Na questão prática, alguns produtores e artistas estão buscando alternativas e se preparando para retomadas, mesmo que seja, a priori, em ambientes abertos ou em formatos menores. Uma das iniciativas é fazer com antecedência um mapeamento do que pode mudar. “Estamos adaptando ao máximo todos os ryders dos artistas, estudando cada caso.

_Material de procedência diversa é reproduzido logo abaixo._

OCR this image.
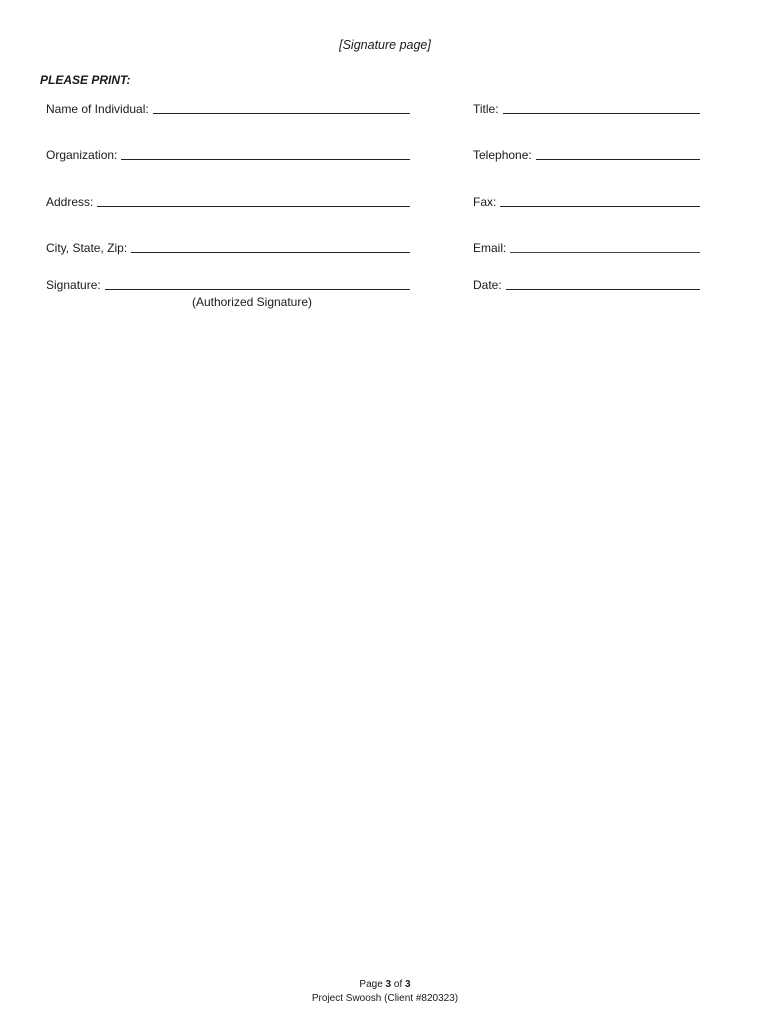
[Signature page]
PLEASE PRINT:
Name of Individual:
Organization:
Address:
City, State, Zip:
Signature:
(Authorized Signature)
Title:
Telephone:
Fax:
Email:
Date:
Page 3 of 3
Project Swoosh (Client #820323)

Dependendo da estrutura que cada artista demanda, entendendo quais preocupações são principais, as questões de logística, o tamanho de equipe, a quantidade de equipamentos, os fluxos de passagem de som e as micrologísticas envolvidas em cada show”, explica Rodrigues.
O produtor reforça como todas essas mudanças têm tornado cada negociação mais lenta e difícil. “São muitas variáveis novas e que mudam também de acordo com os mil formatos possíveis de se realizar o espetáculo”, diz Rodrigues. “Acho que é importante que o mercado todo dialogue”, completa.
Entre os produtores, é dado como certo que a pandemia alterou por prazo indefinido a maneira como nos portamos em espaços (fechados ou abertos) com a presença de muitas pessoas. Adotar a maior distância possível, instintivamente, lavar mais as mãos, usar álcool gel e até mesmo não descartar o uso de máscaras deverão se converter em hábitos que vieram para ficar.
Como o site da UBC publicou em janeiro, quem trabalha no setor já é consciente de que os custos do reforço na higienização impactarão os preços de ingressos pagos pelo público. “Testar toda a equipe para o vírus, otimizar filas de entrada, bar, banheiros, provavelmente automatizar alguma parte dos serviços e tudo isso significa ter custos mais altos. Talvez, com a vacina, as mudanças sejam mais sutis, mas certamente existirão”, disse Ana Garcia, produtora do Coquetel Molotov, festival de música de Pernambuco.
Para a produtora Bina Zanetti, do festival Brasis no Paiol, de Curitiba, vai haver várias mudanças nos eventos. “Inicialmente, no caso de edições presenciais, teremos redução de 40 a 50% da capacidade de público e protocolos de saúde rigorosos para eventos de grande porte. Penso que, no segundo semestre de 2021, os eventos voltarão a certa ‘normalidade’ referente a quantidade de público e os protocolos de saúde sejam mais leves, na esperança de que parte da população já esteja imunizada com a chegada da vacina.”
Outra tendência já antecipada por nós, e que vem sendo verificada na Europa, no Japão e nos Estados Unidos, é a realização de edições híbridas, com parte do público no local dos shows e uma enorme plateia em casa, beneficiada por uma melhorada qualidade de transmissão que aportará experiências variadas. "Vamos sair da proposta de live como se fosse um show filmado e vamos pra um lugar mais criativo e com mais interatividade", previu Heloisa Aidar, sócia da Altafonte Brasil e diretora-executiva da Altafonte Music Publishing Brasil. Ela acredita que o próprio retorno dos espetáculos presenciais deve alterar o formato de shows virtuais. "Acredito que vamos explorar essas modalidades de outras formas, e não como a única opção.”
"Temos hologramas, realidade virtual, realidade aumentada, games, são diferentes experiências e, ainda assim, é música, emoção, conexão. Como diria o filósofo, sem a música, a vida seria um erro", corroborou Guta Braga, especialista em direitos autorais.